„Texte zum Kunsthandel 1933-1945“ heißt, dass es hier wissenschaftliche Aufsätze zu lesen gibt, die ich als Historikerin über meine Arbeiten zum Kunsthandel im Nationalsozialismus am Beispiel des Auktionshauses Hans W. Lange 1937-1945 in Berlin, geschrieben habe.
Die einzelnen Seiten geben eine kurze Einführung zur Frage, die ich untersucht habe, und eine kleine Übersicht zu den Ergebnissen. Bei der Zusammenfassung der Publikationen versuche ich auch die Forschungssituation im Blick zu halten. Die Reihe der Arbeiten bildet inzwischen ab, wie sich aus den Fragen zu einem Auktionshaus und Untersuchungen zu Enteignung und Beraubung der Verfolgten hinaus stetig auch solche zum Berufsstand und Kunstmarkt im Nationalsozialismus entwickeln.

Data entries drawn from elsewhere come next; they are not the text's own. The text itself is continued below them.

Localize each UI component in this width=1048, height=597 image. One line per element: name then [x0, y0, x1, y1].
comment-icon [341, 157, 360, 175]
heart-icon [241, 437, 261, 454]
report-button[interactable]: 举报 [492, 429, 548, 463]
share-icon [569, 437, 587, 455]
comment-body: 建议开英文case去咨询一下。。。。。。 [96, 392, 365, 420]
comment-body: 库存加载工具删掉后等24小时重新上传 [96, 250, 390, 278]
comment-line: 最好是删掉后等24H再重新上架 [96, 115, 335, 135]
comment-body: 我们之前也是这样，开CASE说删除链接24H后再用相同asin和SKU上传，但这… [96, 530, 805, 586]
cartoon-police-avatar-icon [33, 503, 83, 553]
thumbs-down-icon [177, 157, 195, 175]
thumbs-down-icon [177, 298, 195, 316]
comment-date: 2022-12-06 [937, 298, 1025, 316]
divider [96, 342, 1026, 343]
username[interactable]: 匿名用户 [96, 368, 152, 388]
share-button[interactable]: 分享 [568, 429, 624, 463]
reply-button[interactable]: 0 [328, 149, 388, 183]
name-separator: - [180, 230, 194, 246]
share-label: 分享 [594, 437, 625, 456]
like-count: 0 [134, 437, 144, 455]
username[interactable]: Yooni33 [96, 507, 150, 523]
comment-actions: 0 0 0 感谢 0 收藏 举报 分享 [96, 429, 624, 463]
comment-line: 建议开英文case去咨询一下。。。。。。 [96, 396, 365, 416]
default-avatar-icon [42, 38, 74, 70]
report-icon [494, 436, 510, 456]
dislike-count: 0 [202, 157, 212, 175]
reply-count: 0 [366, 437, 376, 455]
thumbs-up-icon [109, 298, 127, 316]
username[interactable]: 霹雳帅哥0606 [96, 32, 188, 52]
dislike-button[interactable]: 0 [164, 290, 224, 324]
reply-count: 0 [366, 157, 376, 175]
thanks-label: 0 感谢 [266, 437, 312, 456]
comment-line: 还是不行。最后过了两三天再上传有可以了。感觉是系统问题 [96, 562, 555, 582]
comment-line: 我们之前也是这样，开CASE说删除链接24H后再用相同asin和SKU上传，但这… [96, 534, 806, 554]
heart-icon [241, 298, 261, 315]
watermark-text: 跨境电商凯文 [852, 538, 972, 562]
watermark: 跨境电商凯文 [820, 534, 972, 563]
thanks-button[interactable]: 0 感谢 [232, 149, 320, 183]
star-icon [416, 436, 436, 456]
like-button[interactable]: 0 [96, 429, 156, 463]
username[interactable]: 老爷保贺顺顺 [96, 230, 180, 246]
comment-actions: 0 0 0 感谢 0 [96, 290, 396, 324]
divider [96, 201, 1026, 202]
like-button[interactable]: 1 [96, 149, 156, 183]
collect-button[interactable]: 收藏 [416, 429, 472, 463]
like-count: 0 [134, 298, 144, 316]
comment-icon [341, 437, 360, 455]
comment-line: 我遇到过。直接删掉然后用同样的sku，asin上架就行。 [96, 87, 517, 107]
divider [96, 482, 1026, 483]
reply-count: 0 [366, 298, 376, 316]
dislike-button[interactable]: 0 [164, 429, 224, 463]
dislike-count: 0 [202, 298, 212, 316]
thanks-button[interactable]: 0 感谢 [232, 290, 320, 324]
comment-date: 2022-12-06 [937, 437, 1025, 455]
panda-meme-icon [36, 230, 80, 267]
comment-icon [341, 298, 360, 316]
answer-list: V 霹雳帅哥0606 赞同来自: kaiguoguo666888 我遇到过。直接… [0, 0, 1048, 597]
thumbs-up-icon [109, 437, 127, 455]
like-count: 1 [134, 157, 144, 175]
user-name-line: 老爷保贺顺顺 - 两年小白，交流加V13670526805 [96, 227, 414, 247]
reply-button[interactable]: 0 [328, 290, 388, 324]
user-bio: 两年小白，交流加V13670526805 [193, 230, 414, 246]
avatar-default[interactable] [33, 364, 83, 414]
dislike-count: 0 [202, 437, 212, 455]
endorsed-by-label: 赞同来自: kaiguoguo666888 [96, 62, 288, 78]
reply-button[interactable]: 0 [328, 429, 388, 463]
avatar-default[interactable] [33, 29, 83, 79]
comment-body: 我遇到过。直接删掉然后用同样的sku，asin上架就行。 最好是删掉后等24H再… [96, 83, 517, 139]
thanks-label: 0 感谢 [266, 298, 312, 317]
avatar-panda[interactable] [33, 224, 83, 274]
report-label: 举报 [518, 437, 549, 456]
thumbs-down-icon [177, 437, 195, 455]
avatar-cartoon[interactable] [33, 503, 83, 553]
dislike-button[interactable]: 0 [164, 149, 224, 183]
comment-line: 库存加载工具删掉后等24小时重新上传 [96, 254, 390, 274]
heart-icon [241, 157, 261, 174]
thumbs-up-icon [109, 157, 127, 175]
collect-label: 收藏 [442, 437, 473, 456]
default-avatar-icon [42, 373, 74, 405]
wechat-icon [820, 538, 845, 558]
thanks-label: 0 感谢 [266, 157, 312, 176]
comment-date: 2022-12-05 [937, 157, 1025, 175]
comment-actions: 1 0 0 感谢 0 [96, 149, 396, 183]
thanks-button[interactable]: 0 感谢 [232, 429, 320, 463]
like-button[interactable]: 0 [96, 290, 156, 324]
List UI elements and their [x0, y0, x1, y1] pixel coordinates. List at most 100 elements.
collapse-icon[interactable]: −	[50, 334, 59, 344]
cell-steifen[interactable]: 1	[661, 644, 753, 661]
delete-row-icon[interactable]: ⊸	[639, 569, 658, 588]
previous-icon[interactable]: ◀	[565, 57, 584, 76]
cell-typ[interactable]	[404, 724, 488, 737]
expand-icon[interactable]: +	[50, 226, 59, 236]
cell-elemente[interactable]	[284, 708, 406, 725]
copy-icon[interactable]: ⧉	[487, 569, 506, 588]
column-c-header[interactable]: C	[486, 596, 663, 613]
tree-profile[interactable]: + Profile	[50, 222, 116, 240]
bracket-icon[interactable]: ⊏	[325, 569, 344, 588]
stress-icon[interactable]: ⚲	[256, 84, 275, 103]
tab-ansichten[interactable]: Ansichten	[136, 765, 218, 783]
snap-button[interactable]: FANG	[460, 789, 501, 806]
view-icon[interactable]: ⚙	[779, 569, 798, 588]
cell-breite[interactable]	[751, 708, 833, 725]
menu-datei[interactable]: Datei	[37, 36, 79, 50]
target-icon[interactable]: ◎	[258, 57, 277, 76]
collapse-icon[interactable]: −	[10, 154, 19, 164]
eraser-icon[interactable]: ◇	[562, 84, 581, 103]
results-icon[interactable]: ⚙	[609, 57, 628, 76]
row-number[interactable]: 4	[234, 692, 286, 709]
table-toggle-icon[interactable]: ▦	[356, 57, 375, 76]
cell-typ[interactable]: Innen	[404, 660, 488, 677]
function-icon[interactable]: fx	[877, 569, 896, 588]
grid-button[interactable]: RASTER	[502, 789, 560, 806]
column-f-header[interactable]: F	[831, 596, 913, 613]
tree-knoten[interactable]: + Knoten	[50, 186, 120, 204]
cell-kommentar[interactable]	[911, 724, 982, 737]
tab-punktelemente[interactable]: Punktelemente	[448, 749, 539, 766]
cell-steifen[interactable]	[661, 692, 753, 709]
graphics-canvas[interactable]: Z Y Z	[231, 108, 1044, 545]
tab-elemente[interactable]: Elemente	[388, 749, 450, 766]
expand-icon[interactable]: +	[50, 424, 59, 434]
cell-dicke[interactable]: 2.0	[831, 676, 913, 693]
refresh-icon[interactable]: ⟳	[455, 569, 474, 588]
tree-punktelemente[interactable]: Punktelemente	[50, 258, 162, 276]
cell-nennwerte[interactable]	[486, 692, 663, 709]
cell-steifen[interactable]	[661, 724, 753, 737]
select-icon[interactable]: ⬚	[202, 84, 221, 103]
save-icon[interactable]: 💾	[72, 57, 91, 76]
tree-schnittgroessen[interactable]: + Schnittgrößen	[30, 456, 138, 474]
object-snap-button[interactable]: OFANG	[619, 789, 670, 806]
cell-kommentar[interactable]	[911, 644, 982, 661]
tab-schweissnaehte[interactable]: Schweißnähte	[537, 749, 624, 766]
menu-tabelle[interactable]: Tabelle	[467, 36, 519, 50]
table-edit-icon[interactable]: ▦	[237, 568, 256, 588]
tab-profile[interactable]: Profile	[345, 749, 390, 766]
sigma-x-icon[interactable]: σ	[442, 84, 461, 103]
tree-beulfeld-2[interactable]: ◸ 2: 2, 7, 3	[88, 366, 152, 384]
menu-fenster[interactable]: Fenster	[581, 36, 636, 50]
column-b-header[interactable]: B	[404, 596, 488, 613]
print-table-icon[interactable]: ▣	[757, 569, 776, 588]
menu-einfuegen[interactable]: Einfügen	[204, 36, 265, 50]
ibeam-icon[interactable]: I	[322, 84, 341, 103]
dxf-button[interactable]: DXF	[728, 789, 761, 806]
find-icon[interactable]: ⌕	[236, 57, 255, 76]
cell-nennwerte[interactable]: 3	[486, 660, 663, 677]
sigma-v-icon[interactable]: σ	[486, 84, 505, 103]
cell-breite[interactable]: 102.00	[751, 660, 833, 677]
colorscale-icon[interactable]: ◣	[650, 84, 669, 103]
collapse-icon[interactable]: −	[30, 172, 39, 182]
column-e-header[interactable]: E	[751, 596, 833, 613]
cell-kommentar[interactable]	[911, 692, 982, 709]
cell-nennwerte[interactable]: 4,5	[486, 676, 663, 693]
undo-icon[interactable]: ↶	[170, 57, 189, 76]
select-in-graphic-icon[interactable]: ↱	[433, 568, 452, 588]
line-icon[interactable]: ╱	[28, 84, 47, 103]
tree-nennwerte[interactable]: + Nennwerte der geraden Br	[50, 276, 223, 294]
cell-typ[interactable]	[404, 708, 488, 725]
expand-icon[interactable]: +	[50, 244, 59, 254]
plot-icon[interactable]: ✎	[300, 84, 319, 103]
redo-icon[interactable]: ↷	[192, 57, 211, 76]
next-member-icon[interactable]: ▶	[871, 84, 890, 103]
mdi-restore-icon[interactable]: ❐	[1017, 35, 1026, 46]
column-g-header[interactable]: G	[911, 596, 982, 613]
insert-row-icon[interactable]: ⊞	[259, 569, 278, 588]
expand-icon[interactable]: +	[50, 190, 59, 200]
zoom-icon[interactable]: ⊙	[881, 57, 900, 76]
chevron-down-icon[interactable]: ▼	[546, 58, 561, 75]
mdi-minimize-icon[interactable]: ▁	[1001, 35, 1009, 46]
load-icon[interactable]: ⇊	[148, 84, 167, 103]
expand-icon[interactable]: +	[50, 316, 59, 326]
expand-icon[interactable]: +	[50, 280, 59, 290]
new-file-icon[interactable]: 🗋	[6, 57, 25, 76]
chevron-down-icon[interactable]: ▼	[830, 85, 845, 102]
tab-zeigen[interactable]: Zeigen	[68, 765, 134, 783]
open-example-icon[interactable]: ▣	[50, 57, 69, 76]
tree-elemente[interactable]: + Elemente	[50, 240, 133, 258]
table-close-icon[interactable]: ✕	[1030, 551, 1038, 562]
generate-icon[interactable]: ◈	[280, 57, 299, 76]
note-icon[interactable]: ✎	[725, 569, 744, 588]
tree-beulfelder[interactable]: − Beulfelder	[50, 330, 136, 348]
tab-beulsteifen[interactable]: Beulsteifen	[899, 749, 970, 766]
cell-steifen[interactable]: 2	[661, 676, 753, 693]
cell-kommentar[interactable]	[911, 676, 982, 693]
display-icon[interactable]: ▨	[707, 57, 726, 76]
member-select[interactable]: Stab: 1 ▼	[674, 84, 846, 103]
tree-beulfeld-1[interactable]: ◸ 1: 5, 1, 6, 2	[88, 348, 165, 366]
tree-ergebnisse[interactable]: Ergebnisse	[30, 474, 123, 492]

Ein früher Aufsatz von 2009 bildet mit einer exemplarischen Untersuchung zu einem Gemälde aus einer großen Privatsammlung die erste Annäherung an das Berliner Auktionshaus ab, das überall erwähnt, doch nicht untersucht war. In der Geschichte des Gemäldes kollidierte die Einschätzung als Beutegut aus dem besetzten Frankreich mit einer Verwertung ‚unter der Hand‘, die nach der Beschlagnahme ansetzte, und hinderte anhaltend eine Aufklärung.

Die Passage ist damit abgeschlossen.